Electrification of vehicle fleets has advanced significantly in recent years to achieve net-zero greenhouse gas (GHG) emissions. As a cost-effective strategy, shared charging facilities are increasingly used by public and private sectors. For example, the unoccupied time of a bus charging station can be leveraged to charge other electric vehicles (EVs). This shared usage model presents both opportunities and challenges for organizations considering transitions to electrified mobility. It is especially difficult when considering the variability in daily fleet operations and the availability of charging infrastructures. This paper presents a bi-objective optimization model designed to strategically guide the replacement of vehicle fleets with EV. The model aligns the spatial-temporal dynamics of vehicle routes with the availability of shared charging facilities. It is particularly relevant for organizations managing vehicle fleets that are considering a strategic transition to EVs, with the goals of minimizing GHG emissions from fuel consumption and vehicle idling, and reducing operational delays (e.g. detour and charging time for the EV fleet). We applied this model to the University of Utah campus fleet, utilizing shared charging facilities operated by the Utah Transit Authority. The results demonstrate effective strategies for replacing vehicles with varied operational characteristics, offering detailed plans and schedules that balance GHG emission reductions with operational efficiency.
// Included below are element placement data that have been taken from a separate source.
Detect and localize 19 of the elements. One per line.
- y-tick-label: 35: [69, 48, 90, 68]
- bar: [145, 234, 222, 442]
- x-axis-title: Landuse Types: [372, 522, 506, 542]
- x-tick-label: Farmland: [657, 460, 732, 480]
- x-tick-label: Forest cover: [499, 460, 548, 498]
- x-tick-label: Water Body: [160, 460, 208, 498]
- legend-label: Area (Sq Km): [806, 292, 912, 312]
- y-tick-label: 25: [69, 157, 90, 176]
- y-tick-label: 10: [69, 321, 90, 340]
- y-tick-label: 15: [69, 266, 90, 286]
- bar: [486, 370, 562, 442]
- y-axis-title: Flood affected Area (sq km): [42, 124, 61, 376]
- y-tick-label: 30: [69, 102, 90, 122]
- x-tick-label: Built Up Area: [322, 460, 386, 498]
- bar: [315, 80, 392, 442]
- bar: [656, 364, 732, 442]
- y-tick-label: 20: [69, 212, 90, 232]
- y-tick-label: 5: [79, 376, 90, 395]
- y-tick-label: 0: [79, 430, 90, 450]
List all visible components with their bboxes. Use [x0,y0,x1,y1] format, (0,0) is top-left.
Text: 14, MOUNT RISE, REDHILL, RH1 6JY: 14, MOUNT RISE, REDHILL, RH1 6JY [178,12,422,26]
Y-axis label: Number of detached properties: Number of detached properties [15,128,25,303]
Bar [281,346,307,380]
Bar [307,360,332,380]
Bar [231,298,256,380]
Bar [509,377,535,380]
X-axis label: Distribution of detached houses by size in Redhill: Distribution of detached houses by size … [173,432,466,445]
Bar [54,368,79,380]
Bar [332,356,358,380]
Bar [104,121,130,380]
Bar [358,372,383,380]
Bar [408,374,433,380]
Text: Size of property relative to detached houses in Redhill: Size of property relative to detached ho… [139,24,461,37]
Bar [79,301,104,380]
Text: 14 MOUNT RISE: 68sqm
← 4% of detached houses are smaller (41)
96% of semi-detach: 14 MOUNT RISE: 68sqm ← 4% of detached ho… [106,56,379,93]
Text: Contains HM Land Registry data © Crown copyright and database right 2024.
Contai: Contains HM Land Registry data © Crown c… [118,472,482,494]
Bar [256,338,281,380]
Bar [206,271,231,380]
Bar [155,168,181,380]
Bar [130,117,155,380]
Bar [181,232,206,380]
Additionally, we conducted a sensitivity analysis to assess the effects of different battery sizes, station disruptions, and traffic delays on the model's outcomes and a feasibility analysis to prioritize the replacement of high-utility vehicles. Our research provides a foundation for fleet agencies to develop strategic EV replacement plans that consider multiple goals and leverage shared charging infrastructure, ultimately leading to optimized charging facility utilization and reduced maintenance costs. These strategies support more efficient, reliable, and sustainable operations in urban fleet systems.